Nicht jede Änderung an der Navigation ist gleich riskant. Im Foodblogliebe-Theme gibt es Bereiche, die du mit normalem WordPress-Verständnis gut pflegen kannst, und Bereiche, die du nur mit Blick auf das konkrete Projekt anfassen solltest.

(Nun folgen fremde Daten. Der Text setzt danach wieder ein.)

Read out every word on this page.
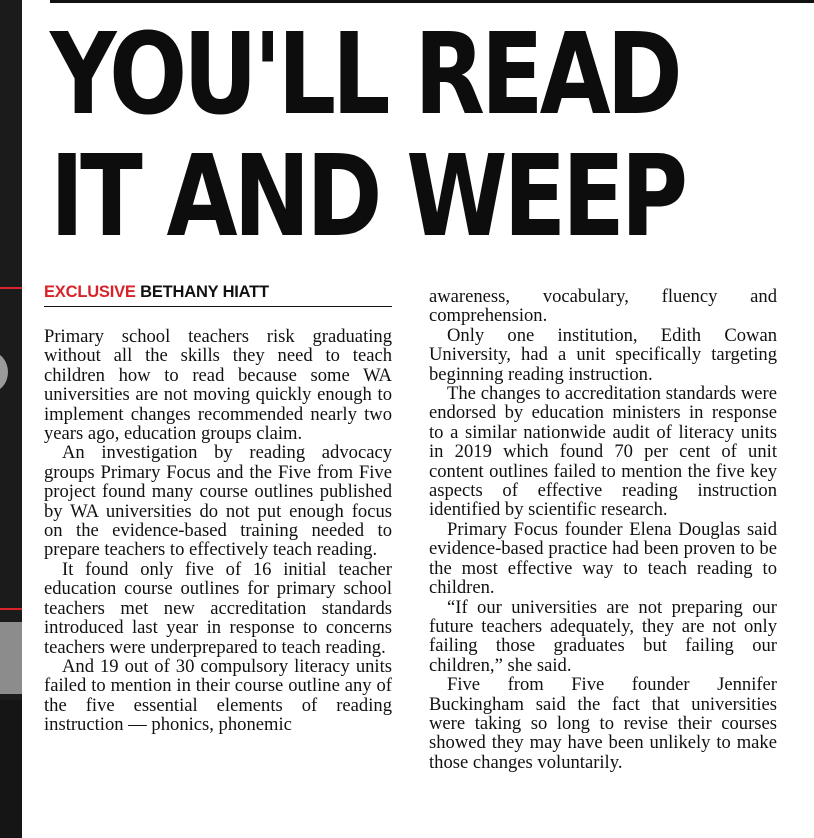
YOU'LL READ
IT AND WEEP
EXCLUSIVE BETHANY HIATT

Primary school teachers risk graduating without all the skills they need to teach children how to read because some WA universities are not moving quickly enough to implement changes recommended nearly two years ago, education groups claim.

An investigation by reading advocacy groups Primary Focus and the Five from Five project found many course outlines published by WA universities do not put enough focus on the evidence-based training needed to prepare teachers to effectively teach reading.

It found only five of 16 initial teacher education course outlines for primary school teachers met new accreditation standards introduced last year in response to concerns teachers were underprepared to teach reading.

And 19 out of 30 compulsory literacy units failed to mention in their course outline any of the five essential elements of reading instruction — phonics, phonemic

awareness, vocabulary, fluency and comprehension.

Only one institution, Edith Cowan University, had a unit specifically targeting beginning reading instruction.

The changes to accreditation standards were endorsed by education ministers in response to a similar nationwide audit of literacy units in 2019 which found 70 per cent of unit content outlines failed to mention the five key aspects of effective reading instruction identified by scientific research.

Primary Focus founder Elena Douglas said evidence-based practice had been proven to be the most effective way to teach reading to children.

“If our universities are not preparing our future teachers adequately, they are not only failing those graduates but failing our children,” she said.

Five from Five founder Jennifer Buckingham said the fact that universities were taking so long to revise their courses showed they may have been unlikely to make those changes voluntarily.
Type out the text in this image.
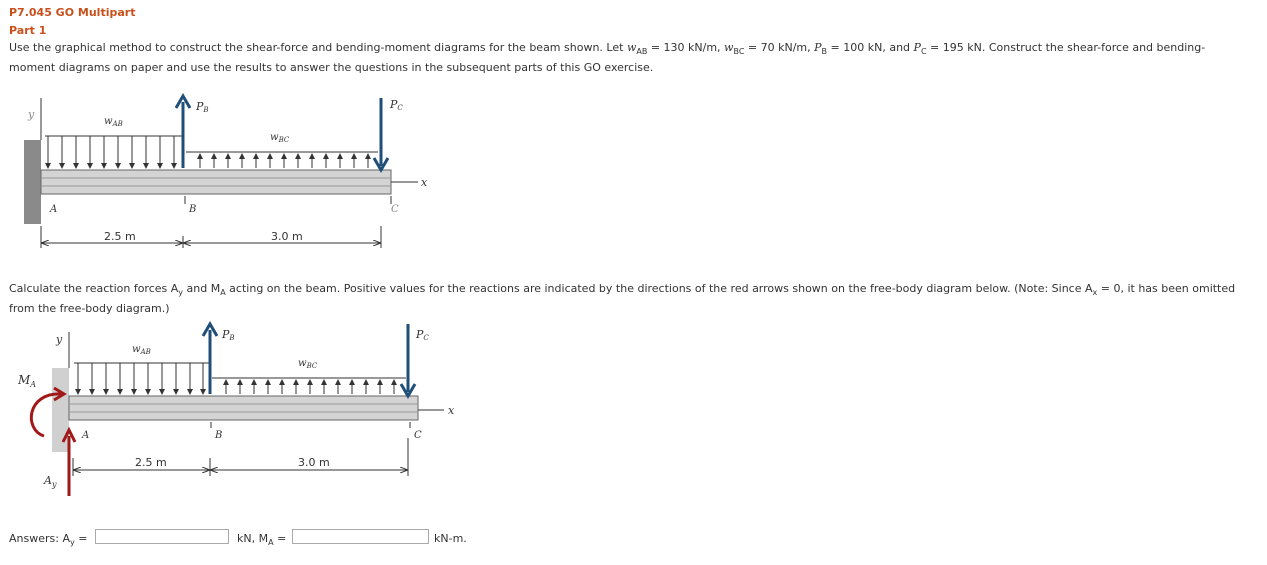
P7.045 GO Multipart
Part 1
Use the graphical method to construct the shear-force and bending-moment diagrams for the beam shown. Let $w_{AB} = 130$ kN/m, $w_{BC} = 70$ kN/m, $P_B = 100$ kN, and $P_C = 195$ kN. Construct the shear-force and bending-
moment diagrams on paper and use the results to answer the questions in the subsequent parts of this GO exercise.
y
x
$w_{AB}$
$w_{BC}$
PB	PC
A	B	C
2.5 m	3.0 m
Calculate the reaction forces $A_y$ and $M_A$ acting on the beam. Positive values for the reactions are indicated by the directions of the red arrows shown on the free-body diagram below. (Note: Since $A_x = 0$, it has been omitted
from the free-body diagram.)
y
x
$w_{AB}$
$w_{BC}$
PB	PC
$M_A$
$A_y$
A	B	C
2.5 m	3.0 m
Answers: $A_y$ =	kN, $M_A$ =	kN-m.
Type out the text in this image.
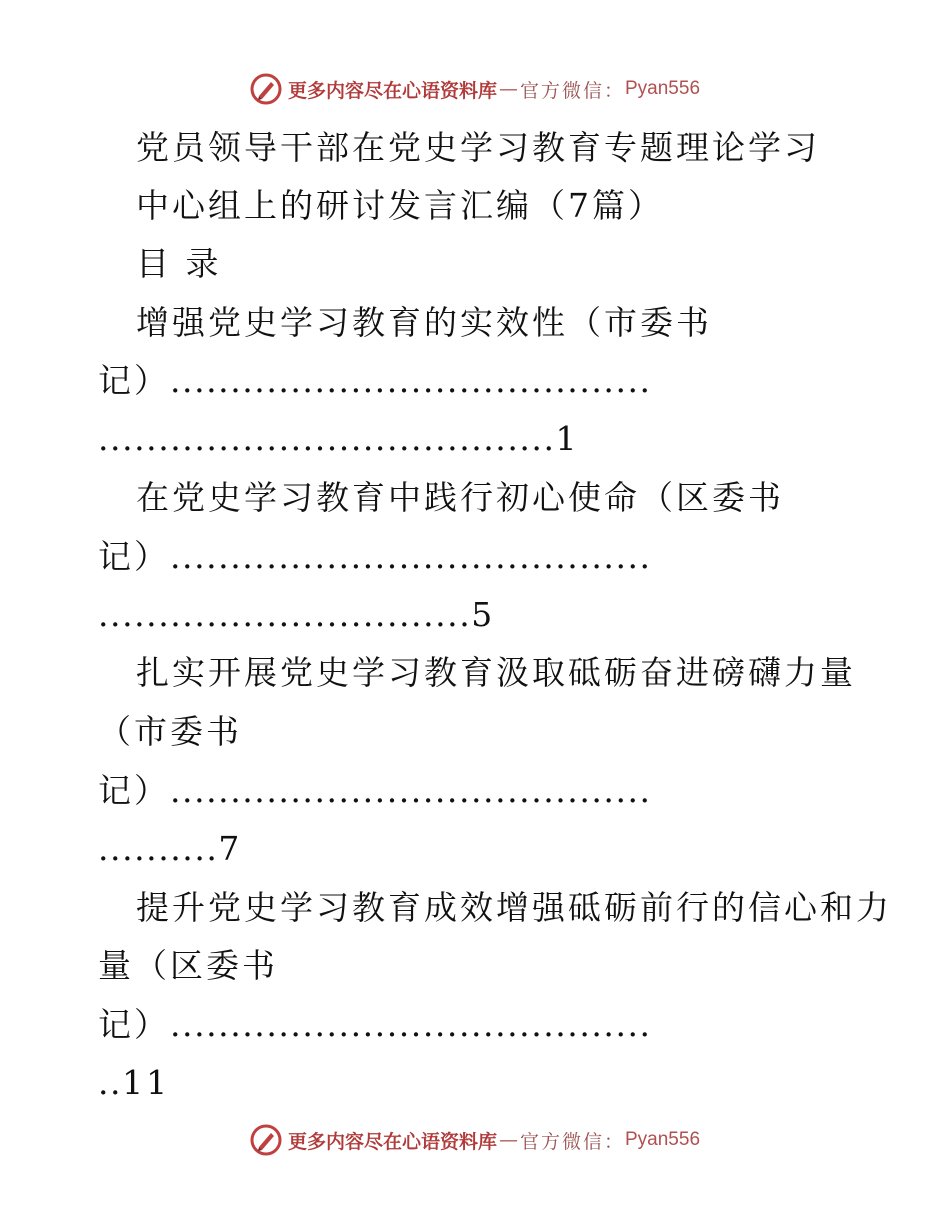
更多内容尽在心语资料库 — 官方微信： Pyan556
党员领导干部在党史学习教育专题理论学习
中心组上的研讨发言汇编（7篇）
目 录
增强党史学习教育的实效性（市委书
记）........................................
......................................1
在党史学习教育中践行初心使命（区委书
记）........................................
...............................5
扎实开展党史学习教育汲取砥砺奋进磅礴力量
（市委书
记）........................................
..........7
提升党史学习教育成效增强砥砺前行的信心和力
量（区委书
记）........................................
..11
更多内容尽在心语资料库 — 官方微信： Pyan556
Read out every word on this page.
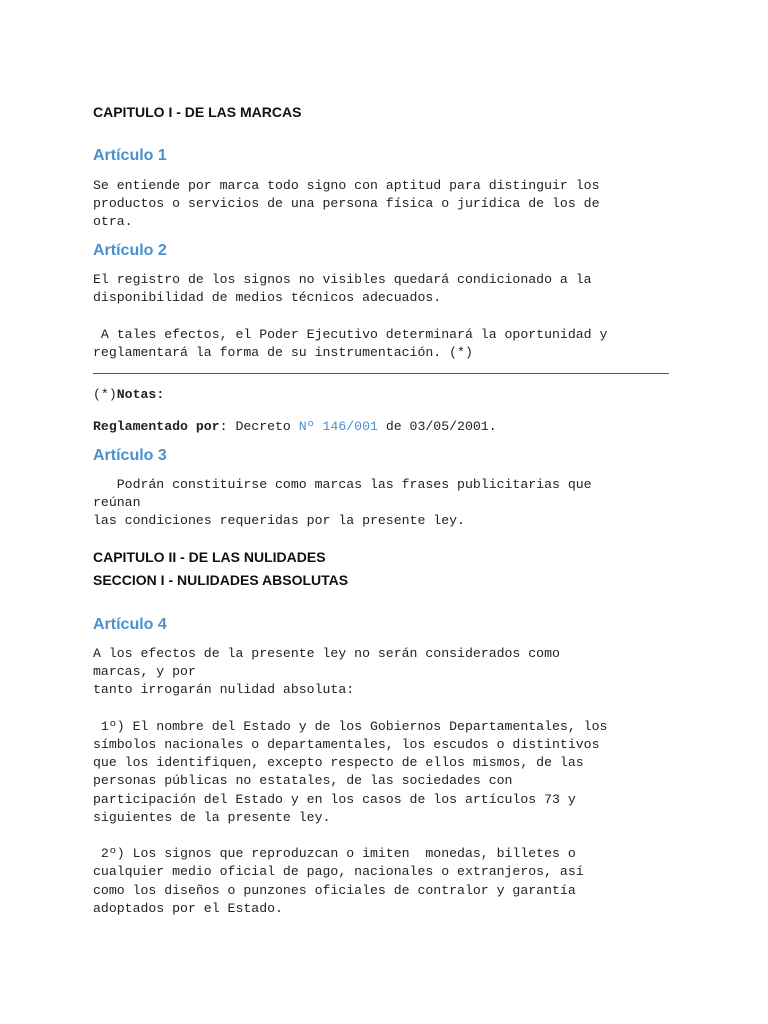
CAPITULO I - DE LAS MARCAS
Artículo 1
Se entiende por marca todo signo con aptitud para distinguir los
productos o servicios de una persona física o jurídica de los de
otra.
Artículo 2
El registro de los signos no visibles quedará condicionado a la
disponibilidad de medios técnicos adecuados.

A tales efectos, el Poder Ejecutivo determinará la oportunidad y
reglamentará la forma de su instrumentación. (*)
(*)Notas:
Reglamentado por: Decreto Nº 146/001 de 03/05/2001.
Artículo 3
Podrán constituirse como marcas las frases publicitarias que
reúnan
las condiciones requeridas por la presente ley.
CAPITULO II - DE LAS NULIDADES
SECCION I - NULIDADES ABSOLUTAS
Artículo 4
A los efectos de la presente ley no serán considerados como
marcas, y por
tanto irrogarán nulidad absoluta:

1º) El nombre del Estado y de los Gobiernos Departamentales, los
símbolos nacionales o departamentales, los escudos o distintivos
que los identifiquen, excepto respecto de ellos mismos, de las
personas públicas no estatales, de las sociedades con
participación del Estado y en los casos de los artículos 73 y
siguientes de la presente ley.

2º) Los signos que reproduzcan o imiten  monedas, billetes o
cualquier medio oficial de pago, nacionales o extranjeros, así
como los diseños o punzones oficiales de contralor y garantía
adoptados por el Estado.
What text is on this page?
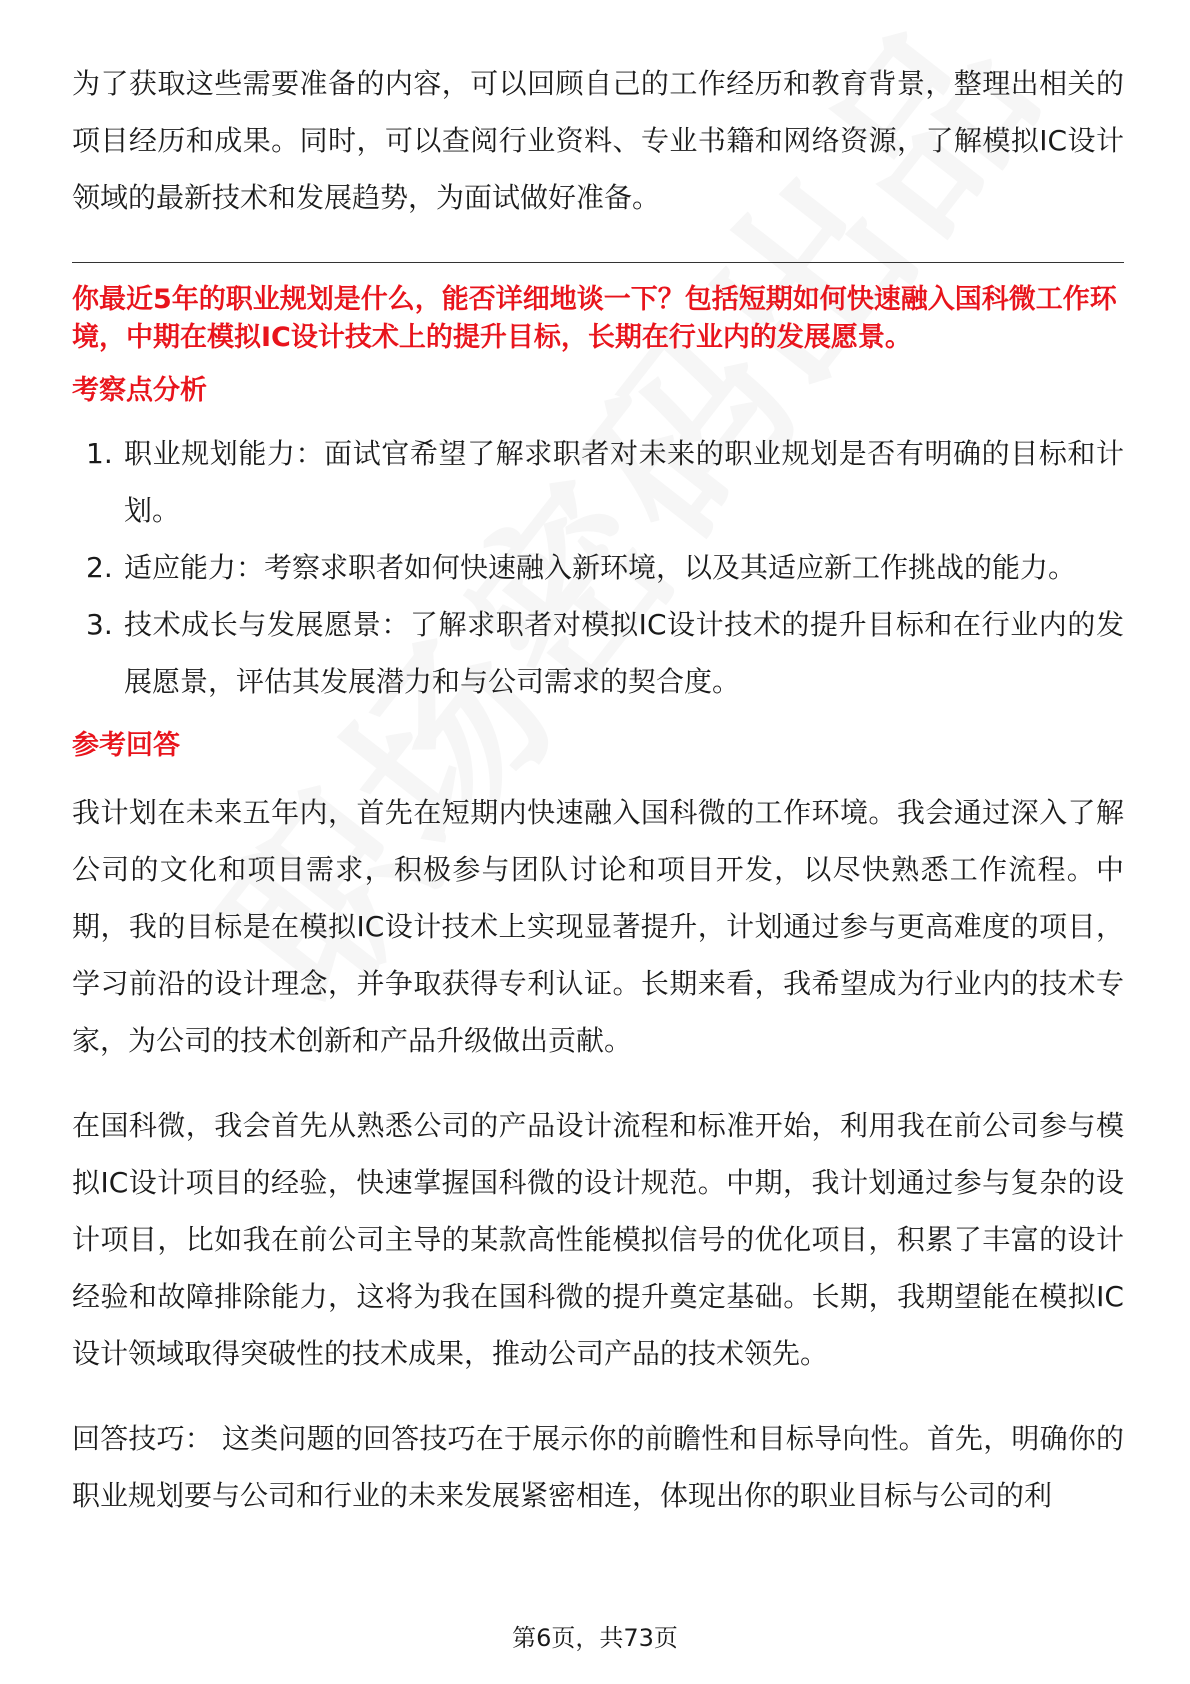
为了获取这些需要准备的内容，可以回顾自己的工作经历和教育背景，整理出相关的项目经历和成果。同时，可以查阅行业资料、专业书籍和网络资源，了解模拟IC设计领域的最新技术和发展趋势，为面试做好准备。

你最近5年的职业规划是什么，能否详细地谈一下？包括短期如何快速融入国科微工作环境，中期在模拟IC设计技术上的提升目标，长期在行业内的发展愿景。

考察点分析
1. 职业规划能力：面试官希望了解求职者对未来的职业规划是否有明确的目标和计划。
2. 适应能力：考察求职者如何快速融入新环境，以及其适应新工作挑战的能力。
3. 技术成长与发展愿景：了解求职者对模拟IC设计技术的提升目标和在行业内的发展愿景，评估其发展潜力和与公司需求的契合度。
参考回答

我计划在未来五年内，首先在短期内快速融入国科微的工作环境。我会通过深入了解公司的文化和项目需求，积极参与团队讨论和项目开发，以尽快熟悉工作流程。中期，我的目标是在模拟IC设计技术上实现显著提升，计划通过参与更高难度的项目，学习前沿的设计理念，并争取获得专利认证。长期来看，我希望成为行业内的技术专家，为公司的技术创新和产品升级做出贡献。

在国科微，我会首先从熟悉公司的产品设计流程和标准开始，利用我在前公司参与模拟IC设计项目的经验，快速掌握国科微的设计规范。中期，我计划通过参与复杂的设计项目，比如我在前公司主导的某款高性能模拟信号的优化项目，积累了丰富的设计经验和故障排除能力，这将为我在国科微的提升奠定基础。长期，我期望能在模拟IC设计领域取得突破性的技术成果，推动公司产品的技术领先。

回答技巧： 这类问题的回答技巧在于展示你的前瞻性和目标导向性。首先，明确你的职业规划要与公司和行业的未来发展紧密相连，体现出你的职业目标与公司的利

第6页，共73页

Relativ sicher sind meist:
- reine Reihenfolgen im Menü
- einfache Linktexte
- offensichtliche Ergänzungen im Footer
- kleine Anpassungen an rechtlichen Links
Vorsichtiger solltest du sein bei:
- Änderungen am Hauptmenü mit vielen Unterpunkten
- Rezeptwelten und Taxonomien, die in mehreren Bereichen wieder auftauchen
- mobiler Navigation
- Mega-Menü-Strukturen
- allem, was in einem Kundenprojekt bereits fest abgestimmt ist
Die Regel ist: Wenn die Änderung nur die allgemeine WordPress-Menülogik betrifft, reicht oft der Grundlagenkurs WordPress Basics: Menüs aufbauen. Wenn die Änderung das konkrete Foodblogliebe-Theme oder ein Kundenprojekt betrifft, gehört sie in den Kundenbereich.
So bleibt sauber getrennt, was öffentlich erklärt werden kann und was projektbezogen ist.